We all know the power of music. We listen to music to cheer us. We listen to music to calm us. Music can bring back memories. We sing and play music to express ideas and strong emotions. But as a therapeutic treatment modality for individuals with autism, it can be much more. Music and music therapy are well documented to have wide appeal as a therapeutic tool for individuals of all ages and abilities. But research is increasingly making some pretty bold and exciting claims when it comes to autism.
How might music therapy benefit individuals with ASD?

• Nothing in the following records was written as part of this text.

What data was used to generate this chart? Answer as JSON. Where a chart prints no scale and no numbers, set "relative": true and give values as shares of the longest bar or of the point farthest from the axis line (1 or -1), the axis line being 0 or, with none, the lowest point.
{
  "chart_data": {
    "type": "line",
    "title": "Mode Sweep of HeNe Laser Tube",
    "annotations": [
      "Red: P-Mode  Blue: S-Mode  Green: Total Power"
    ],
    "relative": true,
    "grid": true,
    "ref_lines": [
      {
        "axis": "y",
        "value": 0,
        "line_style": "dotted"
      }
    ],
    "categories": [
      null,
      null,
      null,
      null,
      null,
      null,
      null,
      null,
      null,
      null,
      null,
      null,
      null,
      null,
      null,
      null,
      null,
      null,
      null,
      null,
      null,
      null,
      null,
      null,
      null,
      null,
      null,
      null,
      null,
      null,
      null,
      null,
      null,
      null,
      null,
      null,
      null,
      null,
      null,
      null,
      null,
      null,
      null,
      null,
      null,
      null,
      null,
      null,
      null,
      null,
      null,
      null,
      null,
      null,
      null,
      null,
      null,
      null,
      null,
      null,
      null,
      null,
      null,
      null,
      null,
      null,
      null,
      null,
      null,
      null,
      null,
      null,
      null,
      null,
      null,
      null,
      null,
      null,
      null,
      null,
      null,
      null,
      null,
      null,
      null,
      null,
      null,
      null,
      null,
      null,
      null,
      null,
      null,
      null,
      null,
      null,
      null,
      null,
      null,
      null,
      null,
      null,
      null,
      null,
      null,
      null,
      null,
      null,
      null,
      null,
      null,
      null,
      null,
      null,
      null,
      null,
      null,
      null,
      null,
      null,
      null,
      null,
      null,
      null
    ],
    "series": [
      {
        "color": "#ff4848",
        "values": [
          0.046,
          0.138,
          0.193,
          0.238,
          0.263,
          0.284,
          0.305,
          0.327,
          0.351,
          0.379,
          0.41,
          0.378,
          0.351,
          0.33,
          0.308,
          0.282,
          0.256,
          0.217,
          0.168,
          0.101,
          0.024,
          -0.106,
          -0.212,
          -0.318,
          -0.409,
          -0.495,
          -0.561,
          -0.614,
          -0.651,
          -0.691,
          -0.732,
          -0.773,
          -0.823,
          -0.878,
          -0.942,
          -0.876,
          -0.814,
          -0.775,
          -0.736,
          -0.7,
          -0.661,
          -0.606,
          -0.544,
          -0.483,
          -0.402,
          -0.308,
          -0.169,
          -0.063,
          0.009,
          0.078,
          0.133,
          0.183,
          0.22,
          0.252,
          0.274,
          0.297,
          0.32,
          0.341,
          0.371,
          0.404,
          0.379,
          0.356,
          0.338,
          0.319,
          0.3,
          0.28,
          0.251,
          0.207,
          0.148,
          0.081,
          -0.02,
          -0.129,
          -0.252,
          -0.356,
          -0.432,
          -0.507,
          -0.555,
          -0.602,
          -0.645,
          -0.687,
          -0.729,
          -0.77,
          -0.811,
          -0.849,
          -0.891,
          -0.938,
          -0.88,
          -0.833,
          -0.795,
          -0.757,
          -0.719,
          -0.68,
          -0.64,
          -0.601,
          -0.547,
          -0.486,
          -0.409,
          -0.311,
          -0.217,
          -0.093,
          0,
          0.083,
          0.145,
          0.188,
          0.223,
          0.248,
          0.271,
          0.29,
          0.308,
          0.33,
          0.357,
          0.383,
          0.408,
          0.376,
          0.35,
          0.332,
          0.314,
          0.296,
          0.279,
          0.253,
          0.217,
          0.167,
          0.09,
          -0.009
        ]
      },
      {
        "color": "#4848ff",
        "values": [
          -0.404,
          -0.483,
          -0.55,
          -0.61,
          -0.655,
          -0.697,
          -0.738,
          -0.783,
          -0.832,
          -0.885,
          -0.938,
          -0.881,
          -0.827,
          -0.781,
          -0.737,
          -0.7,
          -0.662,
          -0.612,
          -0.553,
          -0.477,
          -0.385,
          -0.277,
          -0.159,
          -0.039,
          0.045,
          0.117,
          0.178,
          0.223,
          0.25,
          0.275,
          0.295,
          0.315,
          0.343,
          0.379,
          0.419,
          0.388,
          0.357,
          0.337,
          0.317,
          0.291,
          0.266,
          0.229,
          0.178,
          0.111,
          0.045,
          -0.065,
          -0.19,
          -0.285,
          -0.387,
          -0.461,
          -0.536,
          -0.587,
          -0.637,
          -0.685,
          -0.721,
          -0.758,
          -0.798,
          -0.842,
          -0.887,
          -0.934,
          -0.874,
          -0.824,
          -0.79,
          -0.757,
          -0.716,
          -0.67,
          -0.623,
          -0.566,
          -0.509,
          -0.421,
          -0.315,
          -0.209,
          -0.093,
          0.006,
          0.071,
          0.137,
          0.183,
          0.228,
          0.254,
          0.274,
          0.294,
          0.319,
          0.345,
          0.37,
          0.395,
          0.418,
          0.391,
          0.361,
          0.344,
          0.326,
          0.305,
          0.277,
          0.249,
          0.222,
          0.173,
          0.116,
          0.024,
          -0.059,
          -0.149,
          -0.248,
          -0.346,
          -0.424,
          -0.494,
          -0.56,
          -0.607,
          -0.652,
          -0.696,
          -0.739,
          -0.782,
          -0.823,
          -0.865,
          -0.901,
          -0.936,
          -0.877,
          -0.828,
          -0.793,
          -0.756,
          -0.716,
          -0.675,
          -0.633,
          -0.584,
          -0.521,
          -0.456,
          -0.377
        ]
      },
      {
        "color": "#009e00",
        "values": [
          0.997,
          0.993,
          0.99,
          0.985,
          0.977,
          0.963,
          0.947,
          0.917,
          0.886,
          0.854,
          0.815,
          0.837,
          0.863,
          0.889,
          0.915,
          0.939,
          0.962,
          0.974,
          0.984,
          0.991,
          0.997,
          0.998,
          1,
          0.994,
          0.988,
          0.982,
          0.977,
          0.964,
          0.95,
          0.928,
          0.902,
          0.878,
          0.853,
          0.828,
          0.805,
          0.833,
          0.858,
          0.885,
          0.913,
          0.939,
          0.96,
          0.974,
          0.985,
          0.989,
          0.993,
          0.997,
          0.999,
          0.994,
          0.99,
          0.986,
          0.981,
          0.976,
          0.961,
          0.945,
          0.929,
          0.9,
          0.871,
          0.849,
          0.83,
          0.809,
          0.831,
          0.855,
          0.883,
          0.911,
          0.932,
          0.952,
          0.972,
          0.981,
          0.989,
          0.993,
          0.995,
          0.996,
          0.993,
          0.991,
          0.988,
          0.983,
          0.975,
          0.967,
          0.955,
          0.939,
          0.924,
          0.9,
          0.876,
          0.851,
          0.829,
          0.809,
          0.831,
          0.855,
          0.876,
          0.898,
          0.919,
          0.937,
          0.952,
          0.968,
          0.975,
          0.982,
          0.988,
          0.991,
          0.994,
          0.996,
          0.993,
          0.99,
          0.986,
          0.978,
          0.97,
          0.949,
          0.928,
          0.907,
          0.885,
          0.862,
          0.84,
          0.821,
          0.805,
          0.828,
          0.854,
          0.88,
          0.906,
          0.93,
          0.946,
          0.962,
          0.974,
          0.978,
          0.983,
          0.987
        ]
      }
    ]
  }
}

- By encouraging social interactions
- By improving communication
- By reducing anxiety
- By improving body awareness and coordination
- By promoting increased vocalization and verbalization
- By helping emotional regulation
But it’s important to note that music therapy is different than just playing or listening to music. A music therapist works with individuals to set unique, measurable goals and they are highly trained. A Certified Music Therapist must earn a bachelor’s degree or higher in music therapy from an American Music Therapy Association university approved program and log 1200 clinical hours!
So, now that you’re excited to explore the possibility, you want to know how to find a Music Therapist. There’s good news and bad news.
The good news is that some simple searches online will turn up lists and that the number of music therapists is growing. Two recommended databases are the Certification Board for Music Therapists and Music Therapy Association of North Carolina. In some cases, school districts have music therapists on staff or contract and can incorporate it in a student’s IEP.
The bad news is that while the body of research is growing, music therapy is still not recognized as a legitimate form of therapy in some circles. For that reason, most insurance doesn’t cover it. Medicaid has only very limited coverage with special waivers. And most school districts don’t want to pay for the assessments necessary to provide it in their schools.
This could change, however, as music therapy research continues and provides more measurable results. And you contact your state representatives in both North and South Carolina (https://whoismyrepresentative.com/) where bills have been introduced that would require a process for licensure, which would give music therapy the legitimacy it needs to make coverage by insurance more likely. A sample letter can be found on Piedmont Music Therapy’s website (piedmontmusictherapy.com) (https://www.piedmontmusictherapy.com/) .
The possibilities are exciting. While the obstacles to accessing music therapy might be great, the potential may be greater.